Alphabet Aktie: Investoren applaudieren
Wells Fargo bekräftigt seine positive Einschätzung für Alphabet und hebt das Kursziel an, gestützt auf starkes Cloud-Wachstum und strategische Akquisitionen wie Wiz.

- Kursziel von 387 auf 397 US-Dollar angehoben
- Starkes Umsatzwachstum bei Google Cloud
- Hohe Investitionen in Rechenzentren für 2026
- Übernahme von Wiz für 32 Milliarden US-Dollar
Wells Fargo hält trotz eines turbulenten Börsenwochenendes an seiner positiven Einschätzung für Alphabet fest — und erhöht sogar das Kursziel. Das Vertrauen der Analysten gründet auf einer Reihe strategischer Schritte, die Alphabet als zentralen Profiteur des KI-Zeitalters positionieren sollen.

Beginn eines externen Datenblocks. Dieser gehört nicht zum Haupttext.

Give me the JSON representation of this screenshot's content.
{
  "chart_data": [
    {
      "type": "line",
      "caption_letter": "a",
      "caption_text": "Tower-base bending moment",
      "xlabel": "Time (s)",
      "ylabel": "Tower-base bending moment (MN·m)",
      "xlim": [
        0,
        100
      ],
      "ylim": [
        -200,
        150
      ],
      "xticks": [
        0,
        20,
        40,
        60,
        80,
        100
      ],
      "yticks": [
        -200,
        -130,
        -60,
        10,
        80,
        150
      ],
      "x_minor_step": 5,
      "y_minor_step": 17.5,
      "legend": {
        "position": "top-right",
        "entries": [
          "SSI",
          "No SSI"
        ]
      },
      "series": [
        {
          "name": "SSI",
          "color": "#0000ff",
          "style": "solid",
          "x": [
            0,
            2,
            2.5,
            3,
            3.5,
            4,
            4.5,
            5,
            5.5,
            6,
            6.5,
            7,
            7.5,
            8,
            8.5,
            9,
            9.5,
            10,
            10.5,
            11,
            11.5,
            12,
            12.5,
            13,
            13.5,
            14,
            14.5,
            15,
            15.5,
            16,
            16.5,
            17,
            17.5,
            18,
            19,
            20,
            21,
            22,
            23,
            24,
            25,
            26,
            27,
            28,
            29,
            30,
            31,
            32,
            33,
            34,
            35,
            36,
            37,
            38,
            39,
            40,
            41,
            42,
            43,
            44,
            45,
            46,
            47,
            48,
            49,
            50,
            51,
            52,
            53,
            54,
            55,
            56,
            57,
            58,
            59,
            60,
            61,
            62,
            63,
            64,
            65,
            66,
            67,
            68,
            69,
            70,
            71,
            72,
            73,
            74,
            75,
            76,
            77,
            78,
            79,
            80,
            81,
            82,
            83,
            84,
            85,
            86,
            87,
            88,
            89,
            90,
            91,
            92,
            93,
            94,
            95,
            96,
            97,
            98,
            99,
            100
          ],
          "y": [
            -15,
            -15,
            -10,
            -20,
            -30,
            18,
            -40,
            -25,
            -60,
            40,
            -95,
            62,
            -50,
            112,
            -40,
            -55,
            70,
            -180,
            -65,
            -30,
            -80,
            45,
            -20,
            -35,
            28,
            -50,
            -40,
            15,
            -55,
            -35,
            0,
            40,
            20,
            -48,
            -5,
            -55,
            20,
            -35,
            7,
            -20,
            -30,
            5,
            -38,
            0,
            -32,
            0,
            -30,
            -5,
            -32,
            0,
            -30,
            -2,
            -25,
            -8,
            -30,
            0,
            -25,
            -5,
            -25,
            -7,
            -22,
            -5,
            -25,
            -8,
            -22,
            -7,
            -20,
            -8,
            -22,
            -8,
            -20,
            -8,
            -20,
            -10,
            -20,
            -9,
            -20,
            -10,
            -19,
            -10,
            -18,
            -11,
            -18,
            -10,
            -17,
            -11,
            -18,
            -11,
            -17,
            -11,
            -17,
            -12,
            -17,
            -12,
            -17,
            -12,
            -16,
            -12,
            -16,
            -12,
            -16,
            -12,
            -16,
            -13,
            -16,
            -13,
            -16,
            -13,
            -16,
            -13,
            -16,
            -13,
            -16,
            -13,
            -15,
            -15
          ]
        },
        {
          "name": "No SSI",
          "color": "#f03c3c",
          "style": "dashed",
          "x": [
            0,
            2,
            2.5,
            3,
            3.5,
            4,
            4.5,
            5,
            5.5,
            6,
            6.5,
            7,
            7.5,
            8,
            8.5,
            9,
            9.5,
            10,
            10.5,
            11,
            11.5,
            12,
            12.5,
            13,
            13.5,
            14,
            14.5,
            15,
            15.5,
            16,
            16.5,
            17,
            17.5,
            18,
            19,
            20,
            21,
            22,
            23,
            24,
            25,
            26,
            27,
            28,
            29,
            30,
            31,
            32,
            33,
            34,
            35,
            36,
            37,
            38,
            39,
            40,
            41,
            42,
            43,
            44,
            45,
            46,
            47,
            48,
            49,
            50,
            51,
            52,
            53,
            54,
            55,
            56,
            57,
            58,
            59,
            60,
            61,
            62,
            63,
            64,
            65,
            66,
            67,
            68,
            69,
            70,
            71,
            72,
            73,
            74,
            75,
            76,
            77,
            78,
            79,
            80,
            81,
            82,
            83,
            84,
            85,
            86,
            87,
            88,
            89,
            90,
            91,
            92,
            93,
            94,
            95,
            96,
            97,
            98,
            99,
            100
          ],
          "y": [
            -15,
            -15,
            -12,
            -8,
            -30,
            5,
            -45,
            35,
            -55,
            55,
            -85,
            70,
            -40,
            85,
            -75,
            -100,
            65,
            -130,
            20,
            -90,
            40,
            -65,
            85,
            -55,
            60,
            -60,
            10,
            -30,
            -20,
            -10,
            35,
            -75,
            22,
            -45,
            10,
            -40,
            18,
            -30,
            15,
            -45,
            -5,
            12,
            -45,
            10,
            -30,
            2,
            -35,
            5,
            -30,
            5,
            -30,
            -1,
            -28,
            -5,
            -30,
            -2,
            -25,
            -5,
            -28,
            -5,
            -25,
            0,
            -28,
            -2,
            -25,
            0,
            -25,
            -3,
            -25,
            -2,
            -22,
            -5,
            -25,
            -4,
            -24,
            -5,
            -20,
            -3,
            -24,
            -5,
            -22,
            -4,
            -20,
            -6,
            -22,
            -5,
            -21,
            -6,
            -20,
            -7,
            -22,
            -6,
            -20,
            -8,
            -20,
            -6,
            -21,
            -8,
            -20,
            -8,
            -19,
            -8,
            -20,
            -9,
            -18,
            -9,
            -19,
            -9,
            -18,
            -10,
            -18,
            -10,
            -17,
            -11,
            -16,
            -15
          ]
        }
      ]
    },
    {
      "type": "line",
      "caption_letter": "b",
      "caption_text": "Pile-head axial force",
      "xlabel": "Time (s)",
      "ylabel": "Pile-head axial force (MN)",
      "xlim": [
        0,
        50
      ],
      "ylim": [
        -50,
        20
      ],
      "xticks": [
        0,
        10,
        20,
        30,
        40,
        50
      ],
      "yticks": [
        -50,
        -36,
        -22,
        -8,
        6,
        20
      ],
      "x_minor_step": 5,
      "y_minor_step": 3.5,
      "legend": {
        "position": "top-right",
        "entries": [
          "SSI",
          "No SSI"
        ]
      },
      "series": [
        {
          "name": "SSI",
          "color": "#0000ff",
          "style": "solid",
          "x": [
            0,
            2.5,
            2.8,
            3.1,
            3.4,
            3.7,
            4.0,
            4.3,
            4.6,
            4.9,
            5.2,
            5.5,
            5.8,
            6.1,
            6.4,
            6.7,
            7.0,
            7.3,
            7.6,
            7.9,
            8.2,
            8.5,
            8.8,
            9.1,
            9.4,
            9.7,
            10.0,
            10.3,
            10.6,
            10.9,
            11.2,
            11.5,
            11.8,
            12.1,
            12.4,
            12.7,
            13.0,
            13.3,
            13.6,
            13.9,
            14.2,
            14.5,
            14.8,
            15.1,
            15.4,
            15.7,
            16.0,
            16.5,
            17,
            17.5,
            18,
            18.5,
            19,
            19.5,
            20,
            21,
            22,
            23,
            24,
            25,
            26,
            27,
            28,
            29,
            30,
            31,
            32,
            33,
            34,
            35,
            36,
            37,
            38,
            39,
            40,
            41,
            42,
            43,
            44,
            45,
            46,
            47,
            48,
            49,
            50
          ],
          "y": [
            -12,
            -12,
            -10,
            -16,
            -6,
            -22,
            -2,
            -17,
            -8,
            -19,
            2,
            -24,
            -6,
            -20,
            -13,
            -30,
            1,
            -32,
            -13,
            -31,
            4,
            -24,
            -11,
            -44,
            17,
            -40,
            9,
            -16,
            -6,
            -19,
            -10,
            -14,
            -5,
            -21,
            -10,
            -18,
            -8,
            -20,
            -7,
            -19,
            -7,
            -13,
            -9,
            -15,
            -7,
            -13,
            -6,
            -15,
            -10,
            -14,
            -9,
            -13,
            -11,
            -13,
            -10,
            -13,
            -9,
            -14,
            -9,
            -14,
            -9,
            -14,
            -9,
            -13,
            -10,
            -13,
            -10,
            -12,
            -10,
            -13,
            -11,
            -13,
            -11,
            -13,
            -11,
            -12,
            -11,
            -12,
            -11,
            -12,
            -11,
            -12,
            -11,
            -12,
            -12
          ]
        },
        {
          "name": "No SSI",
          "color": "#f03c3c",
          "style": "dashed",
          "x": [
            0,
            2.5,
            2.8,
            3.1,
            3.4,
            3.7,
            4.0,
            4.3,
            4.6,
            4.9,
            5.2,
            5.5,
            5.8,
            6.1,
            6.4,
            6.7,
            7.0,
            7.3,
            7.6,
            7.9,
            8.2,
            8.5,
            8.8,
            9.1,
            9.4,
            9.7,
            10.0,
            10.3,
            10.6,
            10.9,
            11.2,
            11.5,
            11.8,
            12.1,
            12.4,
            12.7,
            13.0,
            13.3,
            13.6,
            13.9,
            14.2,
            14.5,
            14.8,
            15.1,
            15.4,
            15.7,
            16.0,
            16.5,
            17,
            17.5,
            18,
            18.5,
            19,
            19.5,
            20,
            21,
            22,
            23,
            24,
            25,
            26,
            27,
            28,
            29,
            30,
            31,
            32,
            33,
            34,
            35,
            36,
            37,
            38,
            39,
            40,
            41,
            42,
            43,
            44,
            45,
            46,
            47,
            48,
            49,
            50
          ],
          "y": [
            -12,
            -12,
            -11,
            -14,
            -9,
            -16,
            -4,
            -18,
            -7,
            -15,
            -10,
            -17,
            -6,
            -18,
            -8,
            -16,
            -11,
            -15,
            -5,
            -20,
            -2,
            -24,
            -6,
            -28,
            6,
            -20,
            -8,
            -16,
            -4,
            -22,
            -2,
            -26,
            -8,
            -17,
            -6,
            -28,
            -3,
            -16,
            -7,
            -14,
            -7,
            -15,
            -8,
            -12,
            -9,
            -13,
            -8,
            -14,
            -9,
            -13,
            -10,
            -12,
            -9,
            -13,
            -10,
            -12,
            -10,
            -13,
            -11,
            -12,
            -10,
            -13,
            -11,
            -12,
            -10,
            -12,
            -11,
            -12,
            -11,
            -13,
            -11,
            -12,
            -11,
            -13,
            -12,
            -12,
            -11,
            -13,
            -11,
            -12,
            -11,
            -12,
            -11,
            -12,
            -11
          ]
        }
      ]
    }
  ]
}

Wiz-Übernahme und TPU-Lizenzierung als Wachstumstreiber
Die Bank hob ihr Kursziel von 387 auf 397 US-Dollar an und bekräftigte das „Overweight“-Rating. Damit sehen die Analysten ein Aufwärtspotenzial von rund 41 Prozent gegenüber dem aktuellen Kursniveau. Ausschlaggebend dafür sind vor allem zwei Entwicklungen: die Übernahme des Cloud-Sicherheitsunternehmens Wiz für 32 Milliarden US-Dollar in bar, die am 11. März abgeschlossen wurde, sowie die Entscheidung, eigene Tensor Processing Units (TPUs) an das KI-Startup Anthropic zu lizenzieren. Wells Fargo wertet beides als Beleg dafür, dass Alphabet seine Rechenkapazitäten gezielt in neue Ertragsquellen umwandelt.
Hohe Investitionen, starkes Cloud-Wachstum
Auf der anderen Seite steht ein massiver Investitionsbedarf. Für 2026 prognostizieren Analysten Kapitalausgaben zwischen 175 und 185 Milliarden US-Dollar — fast doppelt so viel wie die 91,4 Milliarden, die 2025 in den Aufbau von Rechenzentren flossen. Das belastet die Stimmung rund um die Aktie spürbar.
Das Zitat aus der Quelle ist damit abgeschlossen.